As they run from one workshop to the next, splash in the pool, and sing their hearts out on stage, a piece of their childhood is restored. It’s been six years since I first came as a volunteer to Camp Simcha, and yet the camp never ceases to amaze me. A few years ago, Chassidic camper Rochie had just started chemotherapy. Her hair- something of great importance to every teenage girl- had started falling out in clumps. Instead of becoming depressed, Rochie decided she wanted an upsherin, the chasidic celebration in which 3-year old boys get their first haircut. In true Camp Simcha fashion, Rochie’s hair loss was transformed into a major festivity as every staff member took a snip of Rochie’s hair amid great cheer and laughter. Rochie’s been back to camp since then- thank G-d with a full head of curly hair- but now she looks back on the night she lost her hair with a smile.

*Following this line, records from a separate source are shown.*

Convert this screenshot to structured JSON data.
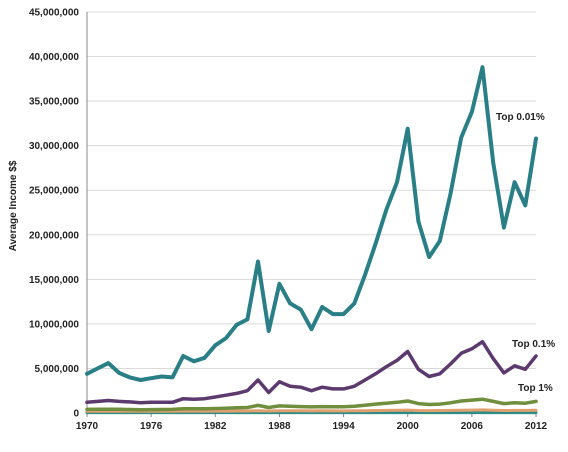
{
  "chart_data": {
    "type": "line",
    "title": "",
    "xlabel": "",
    "ylabel": "Average Income $$",
    "ylim": [
      0,
      45000000
    ],
    "xlim": [
      1970,
      2012
    ],
    "grid": true,
    "x_ticks": [
      "1970",
      "1976",
      "1982",
      "1988",
      "1994",
      "2000",
      "2006",
      "2012"
    ],
    "y_ticks": [
      "0",
      "5,000,000",
      "10,000,000",
      "15,000,000",
      "20,000,000",
      "25,000,000",
      "30,000,000",
      "35,000,000",
      "40,000,000",
      "45,000,000"
    ],
    "x": [
      1970,
      1971,
      1972,
      1973,
      1974,
      1975,
      1976,
      1977,
      1978,
      1979,
      1980,
      1981,
      1982,
      1983,
      1984,
      1985,
      1986,
      1987,
      1988,
      1989,
      1990,
      1991,
      1992,
      1993,
      1994,
      1995,
      1996,
      1997,
      1998,
      1999,
      2000,
      2001,
      2002,
      2003,
      2004,
      2005,
      2006,
      2007,
      2008,
      2009,
      2010,
      2011,
      2012
    ],
    "series": [
      {
        "name": "Top 0.01%",
        "color": "#2a7f87",
        "values": [
          4400000,
          5000000,
          5600000,
          4500000,
          4000000,
          3700000,
          3900000,
          4100000,
          4000000,
          6400000,
          5800000,
          6200000,
          7600000,
          8400000,
          9900000,
          10500000,
          17000000,
          9200000,
          14500000,
          12300000,
          11600000,
          9400000,
          11900000,
          11100000,
          11100000,
          12300000,
          15500000,
          19000000,
          22800000,
          25900000,
          31900000,
          21500000,
          17500000,
          19300000,
          24600000,
          30900000,
          33800000,
          38800000,
          28100000,
          20800000,
          25900000,
          23300000,
          30800000
        ]
      },
      {
        "name": "Top 0.1%",
        "color": "#5c3a6e",
        "values": [
          1200000,
          1300000,
          1400000,
          1300000,
          1250000,
          1150000,
          1200000,
          1200000,
          1200000,
          1600000,
          1550000,
          1600000,
          1800000,
          2000000,
          2200000,
          2500000,
          3700000,
          2300000,
          3500000,
          3000000,
          2900000,
          2500000,
          2900000,
          2700000,
          2700000,
          3000000,
          3700000,
          4400000,
          5200000,
          5900000,
          6900000,
          4900000,
          4100000,
          4400000,
          5500000,
          6700000,
          7200000,
          8000000,
          6100000,
          4500000,
          5300000,
          4900000,
          6400000
        ]
      },
      {
        "name": "Top 1%",
        "color": "#6f8f3e",
        "values": [
          400000,
          420000,
          430000,
          410000,
          390000,
          370000,
          380000,
          390000,
          400000,
          480000,
          470000,
          480000,
          500000,
          540000,
          580000,
          620000,
          850000,
          620000,
          800000,
          750000,
          720000,
          680000,
          720000,
          700000,
          700000,
          760000,
          880000,
          1000000,
          1100000,
          1200000,
          1350000,
          1050000,
          950000,
          1000000,
          1150000,
          1350000,
          1450000,
          1550000,
          1300000,
          1050000,
          1150000,
          1100000,
          1300000
        ]
      },
      {
        "color": "#e0a070",
        "values": [
          200000,
          200000,
          205000,
          200000,
          195000,
          190000,
          192000,
          195000,
          198000,
          210000,
          208000,
          210000,
          212000,
          218000,
          224000,
          230000,
          260000,
          228000,
          250000,
          245000,
          242000,
          238000,
          242000,
          240000,
          240000,
          248000,
          262000,
          275000,
          288000,
          300000,
          320000,
          285000,
          270000,
          278000,
          295000,
          315000,
          330000,
          345000,
          310000,
          280000,
          295000,
          290000,
          310000
        ]
      },
      {
        "color": "#2d8c86",
        "values": [
          40000,
          40000,
          40000,
          40000,
          40000,
          40000,
          40000,
          40000,
          40000,
          40000,
          40000,
          40000,
          40000,
          40000,
          40000,
          40000,
          40000,
          40000,
          40000,
          40000,
          40000,
          40000,
          40000,
          40000,
          40000,
          40000,
          40000,
          40000,
          40000,
          40000,
          40000,
          40000,
          40000,
          40000,
          40000,
          40000,
          40000,
          40000,
          40000,
          40000,
          40000,
          40000,
          40000
        ]
      }
    ]
  }
}
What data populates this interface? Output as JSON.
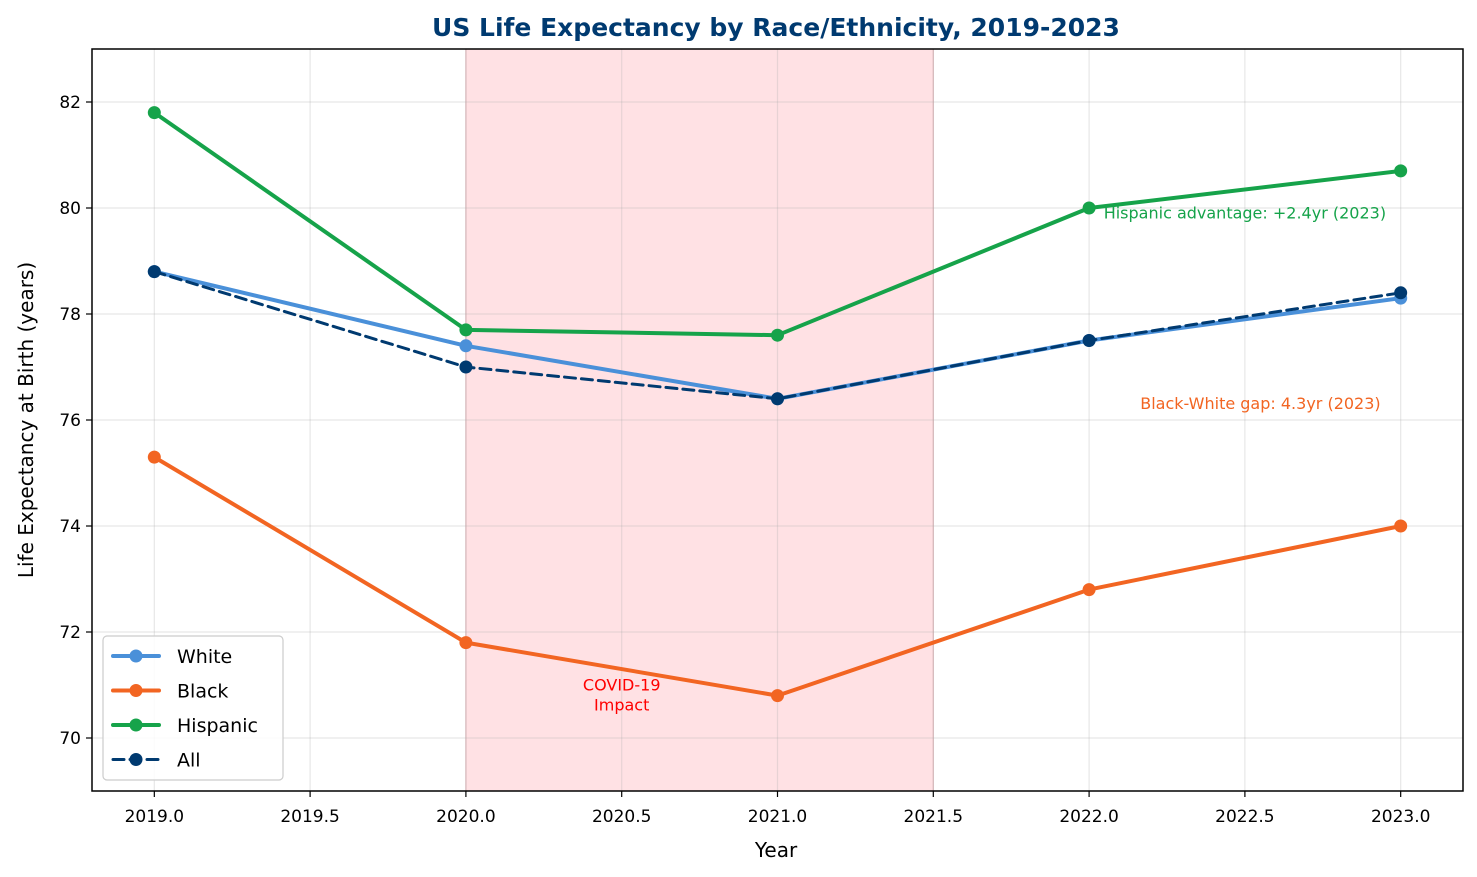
{
  "chart_data": {
    "type": "line",
    "title": "US Life Expectancy by Race/Ethnicity, 2019-2023",
    "xlabel": "Year",
    "ylabel": "Life Expectancy at Birth (years)",
    "x": [
      2019,
      2020,
      2021,
      2022,
      2023
    ],
    "xlim": [
      2018.8,
      2023.2
    ],
    "ylim": [
      69,
      83
    ],
    "xticks": [
      2019.0,
      2019.5,
      2020.0,
      2020.5,
      2021.0,
      2021.5,
      2022.0,
      2022.5,
      2023.0
    ],
    "xtick_labels": [
      "2019.0",
      "2019.5",
      "2020.0",
      "2020.5",
      "2021.0",
      "2021.5",
      "2022.0",
      "2022.5",
      "2023.0"
    ],
    "yticks": [
      70,
      72,
      74,
      76,
      78,
      80,
      82
    ],
    "ytick_labels": [
      "70",
      "72",
      "74",
      "76",
      "78",
      "80",
      "82"
    ],
    "grid": true,
    "legend_position": "lower-left",
    "series": [
      {
        "name": "White",
        "values": [
          78.8,
          77.4,
          76.4,
          77.5,
          78.3
        ],
        "color": "#4a90d9",
        "dashed": false
      },
      {
        "name": "Black",
        "values": [
          75.3,
          71.8,
          70.8,
          72.8,
          74.0
        ],
        "color": "#f26522",
        "dashed": false
      },
      {
        "name": "Hispanic",
        "values": [
          81.8,
          77.7,
          77.6,
          80.0,
          80.7
        ],
        "color": "#16a34a",
        "dashed": false
      },
      {
        "name": "All",
        "values": [
          78.8,
          77.0,
          76.4,
          77.5,
          78.4
        ],
        "color": "#003a70",
        "dashed": true
      }
    ],
    "shaded_region": {
      "x_start": 2020.0,
      "x_end": 2021.5,
      "color": "#ffe1e4",
      "label_lines": [
        "COVID-19",
        "Impact"
      ],
      "label_color": "#ff0000",
      "label_x": 2020.5,
      "label_y": 70.9
    },
    "annotations": [
      {
        "id": "hispanic-advantage",
        "text": "Hispanic advantage: +2.4yr (2023)",
        "x": 2022.5,
        "y": 79.9,
        "color": "#16a34a"
      },
      {
        "id": "black-white-gap",
        "text": "Black-White gap: 4.3yr (2023)",
        "x": 2022.55,
        "y": 76.3,
        "color": "#f26522"
      }
    ],
    "title_color": "#003a70"
  }
}
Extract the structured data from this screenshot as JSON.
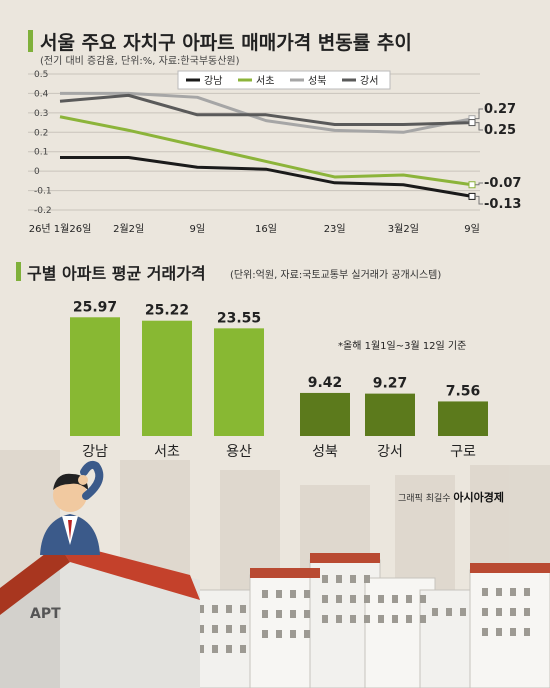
{
  "line_section": {
    "title": "서울 주요 자치구 아파트 매매가격 변동률 추이",
    "subtitle": "(전기 대비 증감율, 단위:%, 자료:한국부동산원)"
  },
  "bar_section": {
    "title": "구별 아파트 평균 거래가격",
    "subtitle": "(단위:억원, 자료:국토교통부 실거래가 공개시스템)",
    "note": "*올해 1월1일~3월 12일 기준"
  },
  "illustration": {
    "building_label": "APT",
    "credit_prefix": "그래픽 최길수",
    "credit_brand": "아시아경제"
  },
  "colors": {
    "gangnam": "#1a1a1a",
    "seocho": "#8cb43a",
    "seongbuk": "#a6a6a6",
    "gangseo": "#5a5a5a",
    "bar_light": "#88b833",
    "bar_dark": "#5c7a1c",
    "accent": "#7fb03a"
  },
  "chart_data": [
    {
      "type": "line",
      "title": "서울 주요 자치구 아파트 매매가격 변동률 추이",
      "x": [
        "26년 1월26일",
        "2월2일",
        "9일",
        "16일",
        "23일",
        "3월2일",
        "9일"
      ],
      "ylim": [
        -0.2,
        0.5
      ],
      "yticks": [
        "0.5",
        "0.4",
        "0.3",
        "0.2",
        "0.1",
        "0",
        "-0.1",
        "-0.2"
      ],
      "grid": true,
      "legend_position": "top",
      "series": [
        {
          "name": "강남",
          "color_key": "gangnam",
          "values": [
            0.07,
            0.07,
            0.02,
            0.01,
            -0.06,
            -0.07,
            -0.13
          ],
          "end_label": "-0.13"
        },
        {
          "name": "서초",
          "color_key": "seocho",
          "values": [
            0.28,
            0.21,
            0.13,
            0.05,
            -0.03,
            -0.02,
            -0.07
          ],
          "end_label": "-0.07"
        },
        {
          "name": "성북",
          "color_key": "seongbuk",
          "values": [
            0.4,
            0.4,
            0.38,
            0.26,
            0.21,
            0.2,
            0.27
          ],
          "end_label": "0.27"
        },
        {
          "name": "강서",
          "color_key": "gangseo",
          "values": [
            0.36,
            0.39,
            0.29,
            0.29,
            0.24,
            0.24,
            0.25
          ],
          "end_label": "0.25"
        }
      ]
    },
    {
      "type": "bar",
      "title": "구별 아파트 평균 거래가격",
      "categories": [
        "강남",
        "서초",
        "용산",
        "성북",
        "강서",
        "구로"
      ],
      "values": [
        25.97,
        25.22,
        23.55,
        9.42,
        9.27,
        7.56
      ],
      "labels": [
        "25.97",
        "25.22",
        "23.55",
        "9.42",
        "9.27",
        "7.56"
      ],
      "color_keys": [
        "bar_light",
        "bar_light",
        "bar_light",
        "bar_dark",
        "bar_dark",
        "bar_dark"
      ],
      "ylim": [
        0,
        28
      ]
    }
  ]
}
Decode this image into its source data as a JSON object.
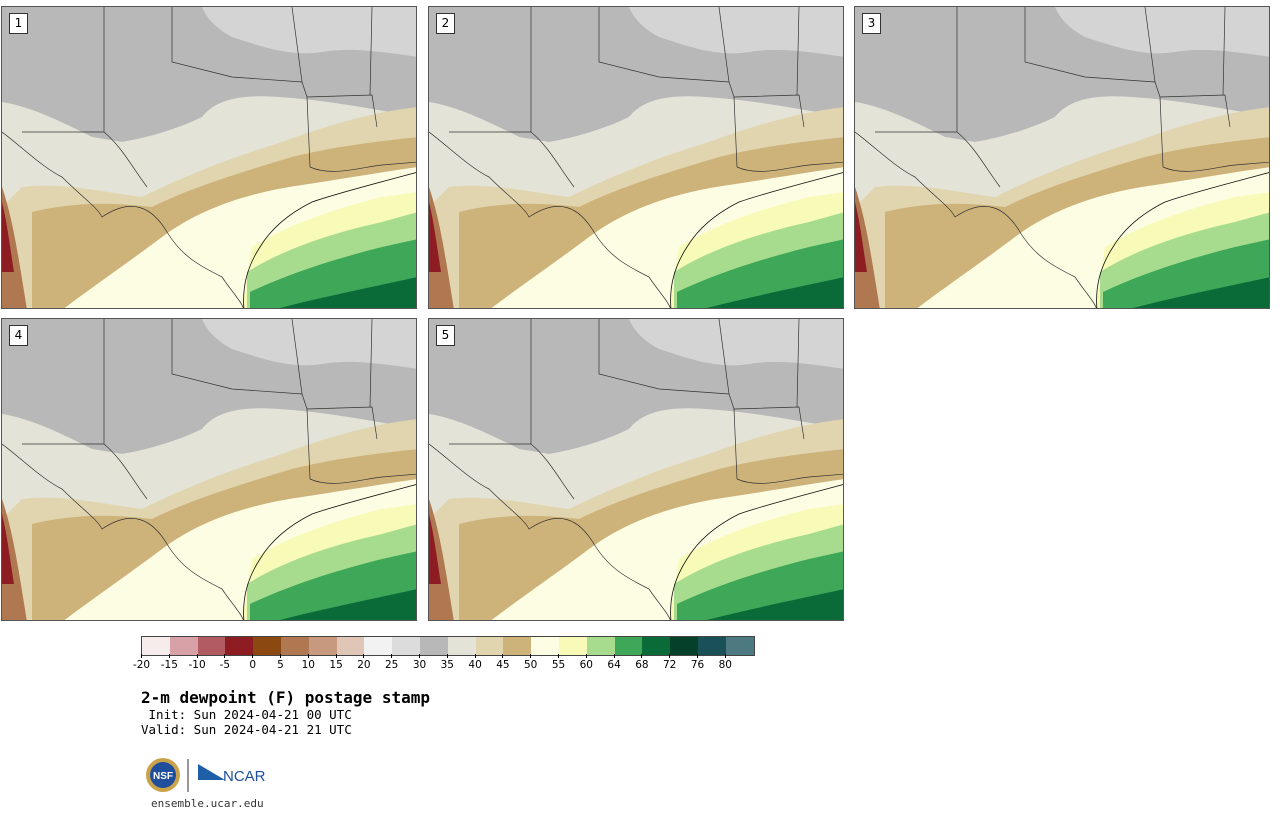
{
  "title": "2-m dewpoint (F) postage stamp",
  "init": " Init: Sun 2024-04-21 00 UTC",
  "valid": "Valid: Sun 2024-04-21 21 UTC",
  "footer_url": "ensemble.ucar.edu",
  "logos": {
    "nsf": "NSF",
    "ncar": "NCAR"
  },
  "panels": [
    {
      "number": "1"
    },
    {
      "number": "2"
    },
    {
      "number": "3"
    },
    {
      "number": "4"
    },
    {
      "number": "5"
    }
  ],
  "colorbar": {
    "colors": [
      "#f6ecec",
      "#d7a1a7",
      "#b35b63",
      "#8e1d23",
      "#8c4811",
      "#b07850",
      "#c79a80",
      "#e0c6b6",
      "#f2f2f2",
      "#dcdcdc",
      "#b8b8b8",
      "#e3e3d8",
      "#e1d5b0",
      "#cdb27a",
      "#fdfde4",
      "#f8fbb8",
      "#a7dc8e",
      "#3ea758",
      "#0a6b38",
      "#05402a",
      "#1a5058",
      "#4d7a80"
    ],
    "tick_labels": [
      "-20",
      "-15",
      "-10",
      "-5",
      "0",
      "5",
      "10",
      "15",
      "20",
      "25",
      "30",
      "35",
      "40",
      "45",
      "50",
      "55",
      "60",
      "64",
      "68",
      "72",
      "76",
      "80"
    ]
  },
  "icons": {
    "nsf": "nsf-seal-icon",
    "ncar": "ncar-logo-icon"
  }
}
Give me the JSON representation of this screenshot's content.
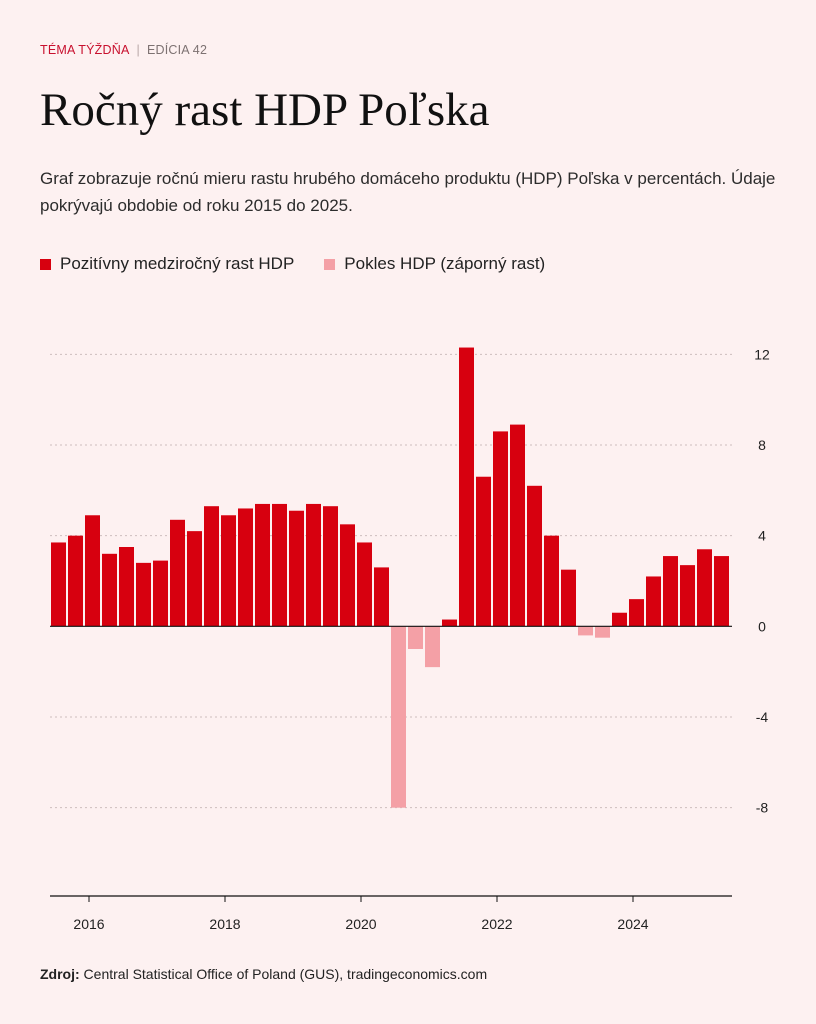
{
  "header": {
    "kicker": "TÉMA TÝŽDŇA",
    "separator": "|",
    "edition": "EDÍCIA 42",
    "title": "Ročný rast HDP Poľska",
    "subtitle": "Graf zobrazuje ročnú mieru rastu hrubého domáceho produktu (HDP) Poľska v percentách. Údaje pokrývajú obdobie od roku 2015 do 2025."
  },
  "colors": {
    "accent": "#c8102e",
    "positive": "#d7000f",
    "negative": "#f4a0a6",
    "background": "#fdf1f1"
  },
  "legend": {
    "positive": "Pozitívny medziročný rast HDP",
    "negative": "Pokles HDP (záporný rast)"
  },
  "chart_data": {
    "type": "bar",
    "title": "Ročný rast HDP Poľska",
    "xlabel": "",
    "ylabel": "",
    "units": "%",
    "ylim": [
      -11.5,
      12.5
    ],
    "yticks": [
      12,
      8,
      4,
      0,
      -4,
      -8
    ],
    "grid": true,
    "legend_position": "top-left",
    "x_tick_labels": [
      "2016",
      "2018",
      "2020",
      "2022",
      "2024"
    ],
    "series": [
      {
        "name": "Ročný rast HDP",
        "categories": [
          "2015 Q3",
          "2015 Q4",
          "2016 Q1",
          "2016 Q2",
          "2016 Q3",
          "2016 Q4",
          "2017 Q1",
          "2017 Q2",
          "2017 Q3",
          "2017 Q4",
          "2018 Q1",
          "2018 Q2",
          "2018 Q3",
          "2018 Q4",
          "2019 Q1",
          "2019 Q2",
          "2019 Q3",
          "2019 Q4",
          "2020 Q1",
          "2020 Q2",
          "2020 Q3",
          "2020 Q4",
          "2021 Q1",
          "2021 Q2",
          "2021 Q3",
          "2021 Q4",
          "2022 Q1",
          "2022 Q2",
          "2022 Q3",
          "2022 Q4",
          "2023 Q1",
          "2023 Q2",
          "2023 Q3",
          "2023 Q4",
          "2024 Q1",
          "2024 Q2",
          "2024 Q3",
          "2024 Q4",
          "2025 Q1",
          "2025 Q2"
        ],
        "values": [
          3.7,
          4.0,
          4.9,
          3.2,
          3.5,
          2.8,
          2.9,
          4.7,
          4.2,
          5.3,
          4.9,
          5.2,
          5.4,
          5.4,
          5.1,
          5.4,
          5.3,
          4.5,
          3.7,
          2.6,
          -8.0,
          -1.0,
          -1.8,
          0.3,
          12.3,
          6.6,
          8.6,
          8.9,
          6.2,
          4.0,
          2.5,
          -0.4,
          -0.5,
          0.6,
          1.2,
          2.2,
          3.1,
          2.7,
          3.4,
          3.1
        ]
      }
    ]
  },
  "footer": {
    "label": "Zdroj:",
    "text": "Central Statistical Office of Poland (GUS), tradingeconomics.com"
  }
}
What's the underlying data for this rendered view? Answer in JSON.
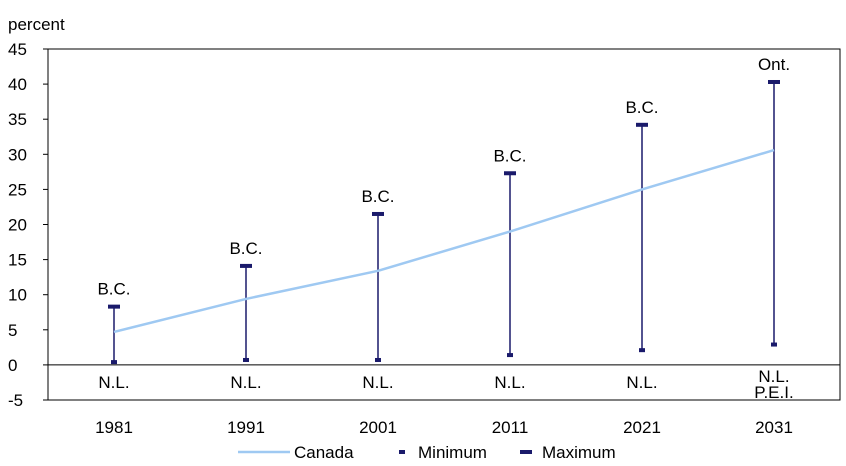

The resilience, the courage, and most importantly, the compassion that these kids show…well, sometimes I think the campers are giving me more than I give them. In appreciation for six life-changing years at Camp Simcha, I’ve decided to run the Miami Half-Marathon. I’ll be running in honor of an extraordinary camper, Maya. When I met Maya at camp this summer, I was instantly drawn to her. Her sweetness and spunk is infectious. Although it takes her longer than most to hop, skip, and jump, she’s always quick to smile. Watching Maya bounce from a concert to a helicopter ride to a candle-making workshop, one could easily forget her extraordinary journey.
At three, Maya was diagnosed with Pilomyxoid Astrocytoma, a rare brain cancer. She had a golf-ball-sized brain tumor and four down her spine; the prognosis was grim. Maya’s parents were told her chances of survival were minimal and prepared to say goodbye. Meanwhile, she was started on a two and half year course of chemotherapy. Six months into her treatment, the unimaginable happened- her tumors began to shrink.
It was a long, arduous journey, but Maya’s now 11. She’s had an operation every year since diagnosis and has an ongoing seizure disorder. Maya and her family are still dealing with significant neurological issues. Despite her difficulties and the enormous amount of school that she misses each year, she has just entered middle school (amazingly, at grade level). Her mom says Maya is a miracle, and she’s right.
Please help me keep miracles like Maya’s going at Camp Simcha by sponsoring me as I run for Team Lifeline. I’ve experienced the magic of Camp Simcha firsthand, and it’s worth every mile.